Soal Daging yang Ibarat Dokter Salah Resep
jpnn.com - "INI" tidak pernah dibahas di pusat pengambilan kebijakan. Saat saya menjadi menteri pun tidak pernah memikirkan yang "ini". Saya memang tidak tahu bahwa ternyata "ini"-lah pangkal penyebab mahalnya daging.
Begitu naifnya saya.
Saya ingat, setiap terjadi gejolak harga daging, pembahasannya selalu sangat ilmiah. Ilmu supply and demand, ilmu dagang, ilmu hewan, ilmu logistik, serta segala macam ilmu diperdebatkan.
Kesimpulannya pun sangat ilmiah: Indonesia hanya cocok untuk penggemukan sapi, tapi tidak cocok untuk pembibitan sapi. Biaya membuat seekor anak sapi hingga berumur enam bulan sampai Rp 6 juta. Di Australia hanya Rp 2 juta. Tapi, biaya membesarkan dan menggemukkan sapi di Indonesia lebih murah.
Maka, logikanya pun ilmiah: beli saja peternakan sapi di Australia. Khusus untuk pembibitan. Lalu, anak sapi itu dikirim ke Indonesia. Untuk digemukkan. Jangan impor sapi potong dari Australia. Bisa mematikan peternak kita.
Maka, penjajakan untuk membeli peternakan sapi di Australia pun dilakukan. Bahwa usaha ilmiah tersebut gagal, itu karena kurs rupiah tiba-tiba anjlok. Investasi itu harus dihitung ulang.
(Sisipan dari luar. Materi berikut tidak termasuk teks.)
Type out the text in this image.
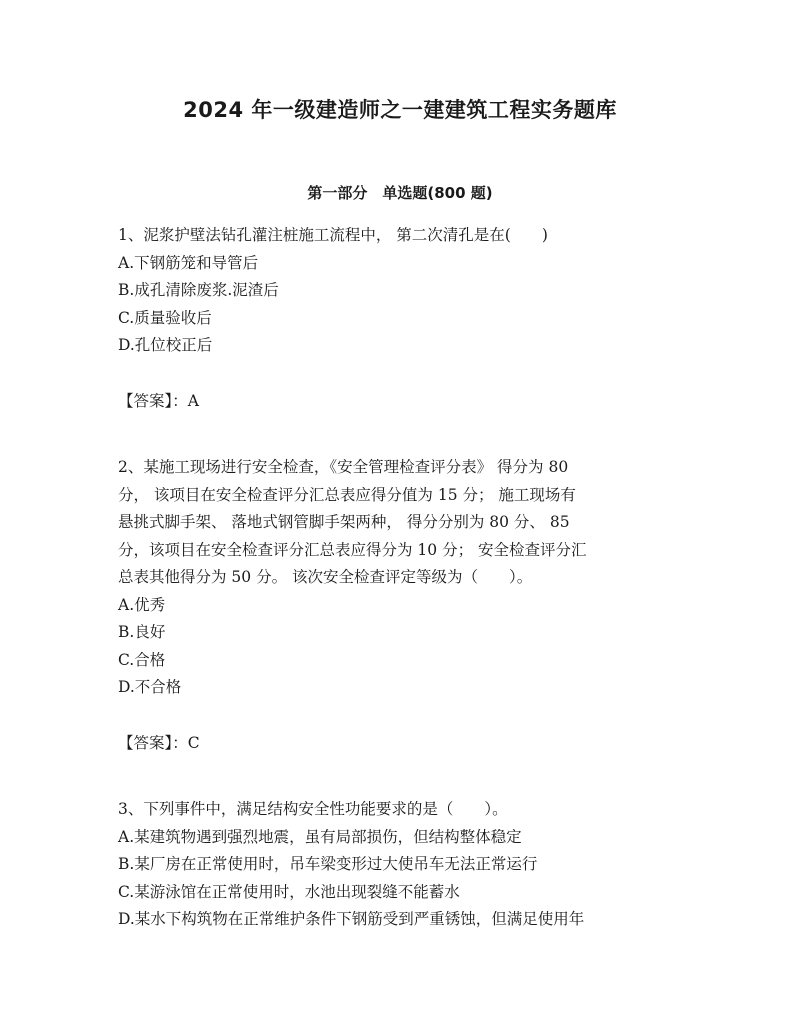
2024 年一级建造师之一建建筑工程实务题库
第一部分　单选题(800 题)

1、泥浆护壁法钻孔灌注桩施工流程中， 第二次清孔是在(　　)

A.下钢筋笼和导管后

B.成孔清除废浆.泥渣后

C.质量验收后

D.孔位校正后

【答案】：A

2、某施工现场进行安全检查，《安全管理检查评分表》 得分为 80

分， 该项目在安全检查评分汇总表应得分值为 15 分； 施工现场有

悬挑式脚手架、 落地式钢管脚手架两种， 得分分别为 80 分、 85

分，该项目在安全检查评分汇总表应得分为 10 分； 安全检查评分汇

总表其他得分为 50 分。 该次安全检查评定等级为（　　）。

A.优秀

B.良好

C.合格

D.不合格

【答案】：C

3、下列事件中，满足结构安全性功能要求的是（　　）。

A.某建筑物遇到强烈地震，虽有局部损伤，但结构整体稳定

B.某厂房在正常使用时，吊车梁变形过大使吊车无法正常运行

C.某游泳馆在正常使用时，水池出现裂缝不能蓄水

D.某水下构筑物在正常维护条件下钢筋受到严重锈蚀，但满足使用年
Anjloknya rupiah, khusus dalam kasus ini, ternyata menyenangkan!
Kenapa pembibitan sapi di Australia murah? Sebab, sapi dilepas di alam bebas! Tidak perlu beli makanan ternak. Yang kian hari kian mahal itu. Kita tidak punya jutaan hektare lahan seperti itu. Kecuali di NTT. Khususnya Sumba. Dan sekitarnya.